A/B tests and staged rollouts break in predictable ways:
- You optimize a single KPI (CTR/CVR/revenue), Goodhart kicks in, and you quietly destroy SLOs, safety, fairness, or policy compliance.
- You can’t replay what happened, so postmortems become “guessing + meetings.”
- The automation boundary is vague, and you only notice the damage after 100% rollout.
This post compresses the fix into one minimal pattern:
Evaluation (Goal Surface: multi-objective + constraints)
× Evidence (deterministic logs: replayable)
× Execution (safe automation: dry-run / shadow / canary / rollout)
0) Fix one failure story first
A common real incident:
- You ship a new logic (recommendation/search/billing/risk/scoring/routing) via A/B.
- A single KPI (e.g., CTR) improves, so you expand the rollout.
- Meanwhile error_rate / p95_latency / cost is getting worse.
- Logs are thin, so you can’t answer “which input / which branch caused the regression.”
- You notice only at 100%, and now you can’t even roll back with confidence.
This is not three independent mistakes.
Evaluation, logging, and automation boundaries are entangled.
1) Evaluation is not a scalar: Goal Surface (multi-objective + constraints)
1.1 What is a Goal Surface?
A Goal Surface is a contract that prevents “winning” by a single number.

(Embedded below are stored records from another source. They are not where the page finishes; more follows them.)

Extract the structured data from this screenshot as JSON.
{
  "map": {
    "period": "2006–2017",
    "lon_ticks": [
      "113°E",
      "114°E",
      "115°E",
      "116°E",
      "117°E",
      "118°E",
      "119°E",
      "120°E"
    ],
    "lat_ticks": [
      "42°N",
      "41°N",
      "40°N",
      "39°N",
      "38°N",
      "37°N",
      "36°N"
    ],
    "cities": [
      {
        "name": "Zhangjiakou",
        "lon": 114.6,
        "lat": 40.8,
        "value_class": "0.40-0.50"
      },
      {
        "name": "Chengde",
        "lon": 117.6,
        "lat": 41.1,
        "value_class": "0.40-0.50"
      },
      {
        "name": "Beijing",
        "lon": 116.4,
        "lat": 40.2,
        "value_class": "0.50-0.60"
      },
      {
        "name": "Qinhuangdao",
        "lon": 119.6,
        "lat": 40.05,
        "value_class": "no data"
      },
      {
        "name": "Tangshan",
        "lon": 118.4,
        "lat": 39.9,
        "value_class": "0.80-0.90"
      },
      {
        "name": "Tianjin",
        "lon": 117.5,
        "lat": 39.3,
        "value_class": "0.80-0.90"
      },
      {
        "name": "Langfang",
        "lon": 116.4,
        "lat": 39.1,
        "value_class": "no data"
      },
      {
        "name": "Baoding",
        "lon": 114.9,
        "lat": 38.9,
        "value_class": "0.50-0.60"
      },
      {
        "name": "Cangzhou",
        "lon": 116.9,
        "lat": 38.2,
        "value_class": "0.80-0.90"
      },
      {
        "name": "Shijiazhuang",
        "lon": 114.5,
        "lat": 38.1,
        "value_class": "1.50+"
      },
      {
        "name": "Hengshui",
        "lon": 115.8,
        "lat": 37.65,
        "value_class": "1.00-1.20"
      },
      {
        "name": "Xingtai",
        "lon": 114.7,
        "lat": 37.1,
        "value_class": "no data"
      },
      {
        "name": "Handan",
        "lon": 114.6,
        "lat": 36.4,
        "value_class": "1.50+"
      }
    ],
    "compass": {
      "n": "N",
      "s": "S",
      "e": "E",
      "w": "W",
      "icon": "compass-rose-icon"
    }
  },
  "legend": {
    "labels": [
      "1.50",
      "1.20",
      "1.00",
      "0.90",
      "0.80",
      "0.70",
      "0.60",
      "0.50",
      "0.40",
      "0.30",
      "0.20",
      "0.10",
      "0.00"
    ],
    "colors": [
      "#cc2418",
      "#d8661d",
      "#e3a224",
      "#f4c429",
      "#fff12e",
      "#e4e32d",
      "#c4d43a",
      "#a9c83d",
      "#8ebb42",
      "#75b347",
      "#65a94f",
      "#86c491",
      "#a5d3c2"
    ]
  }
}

- Primary (what you want to improve): CVR, churn, search success rate…
- Guardrails (SLO gates): error_rate, p95_latency, crash_rate…
- Constraints (must not violate): policy violations = 0, PII leaks = 0, forbidden features = 0, (optionally) imbalance / disparate impact monitoring…
- Budgets (allowed degradation): p95 +2% max, error_rate +0.1% max…
“Win” means: Primary improves while Guardrails + Constraints hold.
1.2 Minimal Goal Surface format (JSON policy)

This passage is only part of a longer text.